Metrics and Checks

anaanike
Level 1
Metrics and Checks

I am archiving the runs of a recipe as a csv dataset in a folder on Dataiku and syncing the latest run to a separate dataset. Can I establish a check which compares the latest run with the previous run rather than predefined numbers? 

0 Kudos
1 Reply
Turribeach

You don't really clarify what exactly you want to compare in your check but this should be possible. As a sample I have a dataset with 3 columns where the third column is called "Some_Number". I go and add a Metric to calculate the Max of the "Some_Number" column under Column statistics. Then I go to Checks and create a custom Python Check:

 

def process (last_values, dataset):

    df = dataset.get_dataframe()
    current_val = df['Some_Number'].max()

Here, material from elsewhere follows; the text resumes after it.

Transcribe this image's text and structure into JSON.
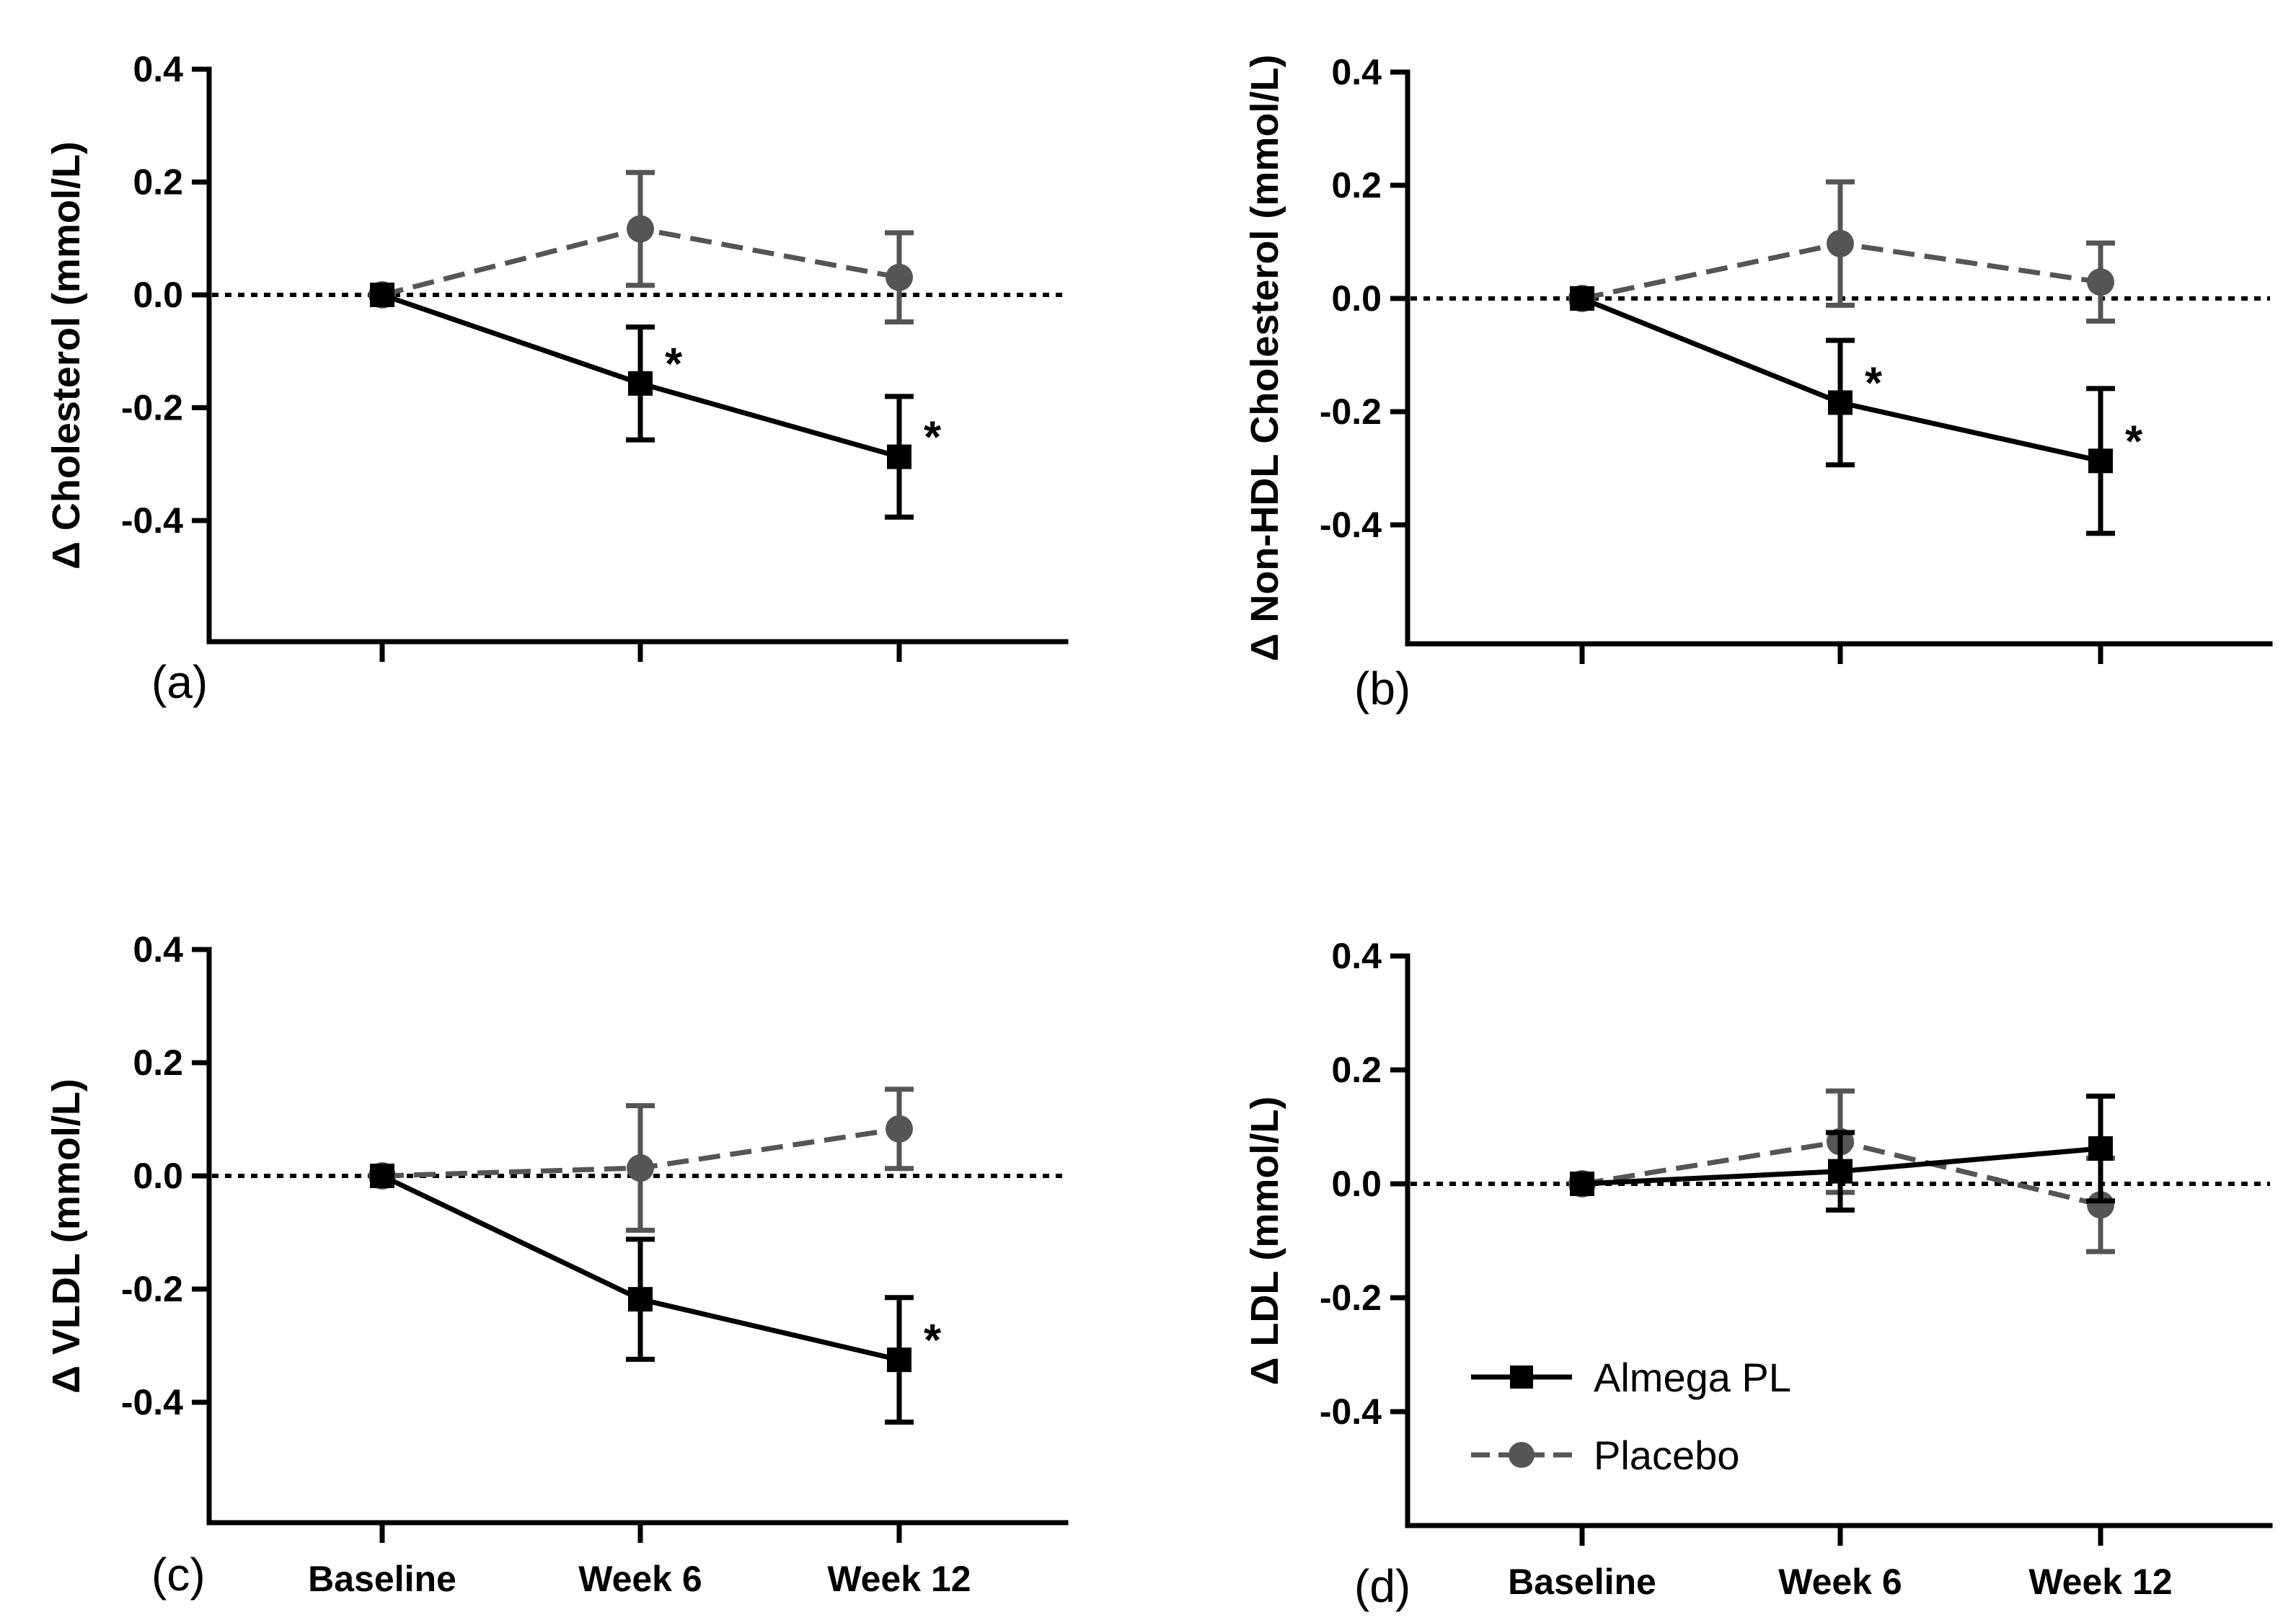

    last_val = last_values['col_stats:MAX:Some_Number'].get_value()

    if last_val != current_val:
        return 'WARN'
    else:
        return 'OK'

 

As you can see from the code I first calculate the max of column and I then retrieve the last metric value and compare it. The key for this to work is that you need make sure the check runs BEFORE the metric is recalculated for the current run as otherwise you will loose the previous metric value once it's recalculated. Another option can be to do it via scenario variables where you could calculate metrics before you build the dataset, store the value of the metric in a scenario variable, build dataset and then calculate the new metrics and store the new metric value in another scenario variable for comparasion in another scenario step. But I am not really sure what you are trying to achieve so the best approach will depend on what your actual requirement is: what do you need to compare and why.

0 Kudos